The Association of Indian Muslims of America, representing over 200,000 Indian-American Muslims, has hailed the Congress's convincing victory and the Bharatiya Janata Party's rout, and said its "represents excellent news for the future development and continued growth of a composite secular society in India".
Kaleem Kawaja, a AIMA spokesman and a senior engineer at NASA, told rediff.com, "that heartening that the United Progressive Alliance coalition turned back the challenge of the reactionary parties that have time and again infused religion in the political process".

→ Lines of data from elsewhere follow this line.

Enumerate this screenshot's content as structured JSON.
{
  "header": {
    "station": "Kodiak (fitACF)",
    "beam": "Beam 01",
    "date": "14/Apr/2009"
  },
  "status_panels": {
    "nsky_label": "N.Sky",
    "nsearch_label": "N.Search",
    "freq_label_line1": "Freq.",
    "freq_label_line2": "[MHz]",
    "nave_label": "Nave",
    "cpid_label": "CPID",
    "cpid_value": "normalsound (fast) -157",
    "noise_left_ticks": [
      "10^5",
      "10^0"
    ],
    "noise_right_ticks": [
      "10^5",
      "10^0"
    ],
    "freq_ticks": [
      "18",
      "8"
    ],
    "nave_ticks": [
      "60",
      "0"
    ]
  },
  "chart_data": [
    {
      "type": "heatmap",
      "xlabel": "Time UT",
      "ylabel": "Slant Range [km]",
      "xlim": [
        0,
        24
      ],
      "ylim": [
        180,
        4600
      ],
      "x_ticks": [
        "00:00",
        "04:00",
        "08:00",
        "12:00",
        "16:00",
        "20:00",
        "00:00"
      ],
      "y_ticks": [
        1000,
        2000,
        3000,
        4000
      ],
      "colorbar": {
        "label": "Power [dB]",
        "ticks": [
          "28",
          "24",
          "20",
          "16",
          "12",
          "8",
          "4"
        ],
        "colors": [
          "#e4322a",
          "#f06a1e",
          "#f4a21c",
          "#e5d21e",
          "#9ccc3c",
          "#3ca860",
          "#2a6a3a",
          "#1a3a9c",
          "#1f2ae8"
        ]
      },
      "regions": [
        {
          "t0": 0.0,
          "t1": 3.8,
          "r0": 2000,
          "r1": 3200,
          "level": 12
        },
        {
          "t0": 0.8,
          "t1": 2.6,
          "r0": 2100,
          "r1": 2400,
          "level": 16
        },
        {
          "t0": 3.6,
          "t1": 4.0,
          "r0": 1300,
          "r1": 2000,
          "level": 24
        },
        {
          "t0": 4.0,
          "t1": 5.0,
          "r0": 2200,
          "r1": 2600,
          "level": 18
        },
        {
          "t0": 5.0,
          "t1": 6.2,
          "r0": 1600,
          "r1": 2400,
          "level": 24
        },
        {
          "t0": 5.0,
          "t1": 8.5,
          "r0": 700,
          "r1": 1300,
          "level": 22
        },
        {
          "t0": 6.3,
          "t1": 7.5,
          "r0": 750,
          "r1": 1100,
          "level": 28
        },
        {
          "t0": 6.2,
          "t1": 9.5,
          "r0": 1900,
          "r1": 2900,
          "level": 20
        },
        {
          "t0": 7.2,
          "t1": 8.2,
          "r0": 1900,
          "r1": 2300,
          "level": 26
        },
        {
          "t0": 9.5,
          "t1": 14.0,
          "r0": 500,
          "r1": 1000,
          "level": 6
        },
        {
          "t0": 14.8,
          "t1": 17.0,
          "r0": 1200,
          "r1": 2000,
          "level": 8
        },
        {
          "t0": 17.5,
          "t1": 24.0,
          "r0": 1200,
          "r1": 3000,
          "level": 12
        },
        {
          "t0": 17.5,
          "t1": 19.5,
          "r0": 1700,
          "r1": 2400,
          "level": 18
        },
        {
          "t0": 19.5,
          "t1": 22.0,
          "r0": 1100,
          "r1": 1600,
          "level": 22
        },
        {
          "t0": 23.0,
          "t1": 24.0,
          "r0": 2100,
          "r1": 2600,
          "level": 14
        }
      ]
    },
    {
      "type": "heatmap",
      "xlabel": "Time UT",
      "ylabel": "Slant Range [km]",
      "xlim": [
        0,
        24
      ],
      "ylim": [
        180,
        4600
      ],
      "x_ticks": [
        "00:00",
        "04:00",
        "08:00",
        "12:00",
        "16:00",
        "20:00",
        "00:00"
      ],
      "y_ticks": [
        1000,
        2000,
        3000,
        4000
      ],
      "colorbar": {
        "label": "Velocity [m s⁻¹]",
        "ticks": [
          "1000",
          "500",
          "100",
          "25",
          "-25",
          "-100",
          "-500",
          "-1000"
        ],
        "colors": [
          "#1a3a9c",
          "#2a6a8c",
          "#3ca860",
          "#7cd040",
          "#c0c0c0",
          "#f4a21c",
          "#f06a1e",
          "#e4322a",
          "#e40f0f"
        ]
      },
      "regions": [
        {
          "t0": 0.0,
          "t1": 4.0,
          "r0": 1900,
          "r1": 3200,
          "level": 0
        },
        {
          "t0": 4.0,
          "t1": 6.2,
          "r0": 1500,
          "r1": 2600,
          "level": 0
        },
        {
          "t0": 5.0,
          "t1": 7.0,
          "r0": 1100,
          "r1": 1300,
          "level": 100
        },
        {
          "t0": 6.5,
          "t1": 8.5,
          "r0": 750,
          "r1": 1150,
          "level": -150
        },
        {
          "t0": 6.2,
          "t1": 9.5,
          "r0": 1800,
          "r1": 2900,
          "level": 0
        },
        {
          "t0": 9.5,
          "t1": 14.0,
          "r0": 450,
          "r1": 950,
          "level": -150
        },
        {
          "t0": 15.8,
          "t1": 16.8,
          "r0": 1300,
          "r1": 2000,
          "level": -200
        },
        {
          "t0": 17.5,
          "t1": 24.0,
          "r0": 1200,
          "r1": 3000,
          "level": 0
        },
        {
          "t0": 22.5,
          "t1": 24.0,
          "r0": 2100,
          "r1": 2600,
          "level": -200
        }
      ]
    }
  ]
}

He recalled that "I was in India last month when polling took place there, and I could sense then that voters were leaning towards the basic message of inclusiveness, pluralism and development that the Congress and their allies projected".

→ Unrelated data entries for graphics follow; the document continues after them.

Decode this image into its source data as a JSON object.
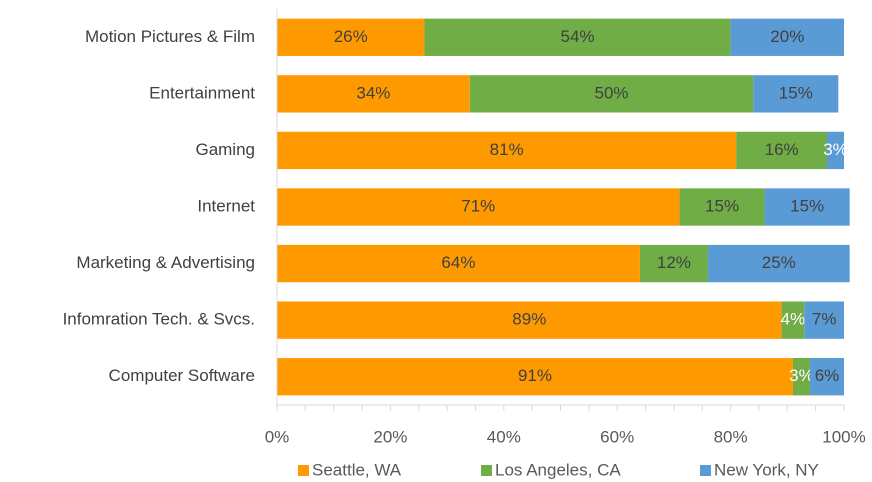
{
  "chart_data": {
    "type": "stacked_barh",
    "categories": [
      "Motion Pictures & Film",
      "Entertainment",
      "Gaming",
      "Internet",
      "Marketing & Advertising",
      "Infomration Tech. & Svcs.",
      "Computer Software"
    ],
    "series": [
      {
        "name": "Seattle, WA",
        "color": "#ff9900",
        "values": [
          26,
          34,
          81,
          71,
          64,
          89,
          91
        ],
        "value_labels": [
          "26%",
          "34%",
          "81%",
          "71%",
          "64%",
          "89%",
          "91%"
        ]
      },
      {
        "name": "Los Angeles, CA",
        "color": "#70ad47",
        "values": [
          54,
          50,
          16,
          15,
          12,
          4,
          3
        ],
        "value_labels": [
          "54%",
          "50%",
          "16%",
          "15%",
          "12%",
          "4%",
          "3%"
        ]
      },
      {
        "name": "New York, NY",
        "color": "#5b9bd5",
        "values": [
          20,
          15,
          3,
          15,
          25,
          7,
          6
        ],
        "value_labels": [
          "20%",
          "15%",
          "3%",
          "15%",
          "25%",
          "7%",
          "6%"
        ]
      }
    ],
    "xlim": [
      0,
      100
    ],
    "xticks": [
      {
        "value": 0,
        "label": "0%"
      },
      {
        "value": 20,
        "label": "20%"
      },
      {
        "value": 40,
        "label": "40%"
      },
      {
        "value": 60,
        "label": "60%"
      },
      {
        "value": 80,
        "label": "80%"
      },
      {
        "value": 100,
        "label": "100%"
      }
    ],
    "xminor_ticks": [
      5,
      10,
      15,
      25,
      30,
      35,
      45,
      50,
      55,
      65,
      70,
      75,
      85,
      90,
      95
    ],
    "legend": "bottom"
  }
}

Kawaja also speculated that "I also believe that the people of India punished those politicians who had opposed last year's Indo-US civilian nuclear deal".

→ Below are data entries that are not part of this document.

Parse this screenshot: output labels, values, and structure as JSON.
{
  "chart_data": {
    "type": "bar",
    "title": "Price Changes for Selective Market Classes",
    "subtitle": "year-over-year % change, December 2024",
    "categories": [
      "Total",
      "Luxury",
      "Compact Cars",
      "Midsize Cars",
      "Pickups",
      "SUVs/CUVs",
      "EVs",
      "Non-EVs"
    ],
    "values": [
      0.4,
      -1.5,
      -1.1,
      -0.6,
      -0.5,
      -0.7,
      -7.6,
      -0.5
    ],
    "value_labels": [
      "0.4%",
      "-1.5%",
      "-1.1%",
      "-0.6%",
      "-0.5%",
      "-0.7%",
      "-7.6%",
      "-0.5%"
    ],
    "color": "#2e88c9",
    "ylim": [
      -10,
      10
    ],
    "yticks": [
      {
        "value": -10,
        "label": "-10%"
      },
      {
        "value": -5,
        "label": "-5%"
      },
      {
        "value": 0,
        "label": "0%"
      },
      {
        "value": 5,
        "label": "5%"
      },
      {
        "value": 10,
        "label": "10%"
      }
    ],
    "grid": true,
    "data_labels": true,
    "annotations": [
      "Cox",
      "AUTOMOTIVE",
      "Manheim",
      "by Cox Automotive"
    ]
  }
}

He argued that "by not repudiating the horrible anti-Muslim violence in Gujarat in 2002, and not taking strong action to give justice to the victims of that carnage, the BJP sent the wrong message to the nation."
"Instead of making Narendra Modi (Gujarat Chief Minister), accountable for that carnage, they projected him as one of the future leaders of India," Kawaja said, and added, "It is a tribute to the innate sense of justice of the common Indians that they rejected that thinking."
Kawaja said, "Indeed, for us Indian Americans also, it is a time of reflection. We must push for an egalitarian, inclusive and just polity in India that cares for the minorities and deprived segments of society.'
"We should build the same kind of composite society in India that we want for ourselves in the US. For myself, I am looking forward to five more years of economic-industrial growth and tranquility in the nation."
For Kawaja, the election was very close to home because his first cousin, contesting on a Congress ticket won handsomely, beating his Bahujan Samajwadi Party rival.
"I was watching this election very closely since along with other considerations, my first cousin, Syed Zafar Ali Naqvi was running on a Congress ticket from Kheri-Lakhimpur in Uttar Pradesh."
"Fortunately, he was elected by a significant margin," the proud cousin, sitting in Ellicott City in Maryland -- a suburb of Washington, DC said.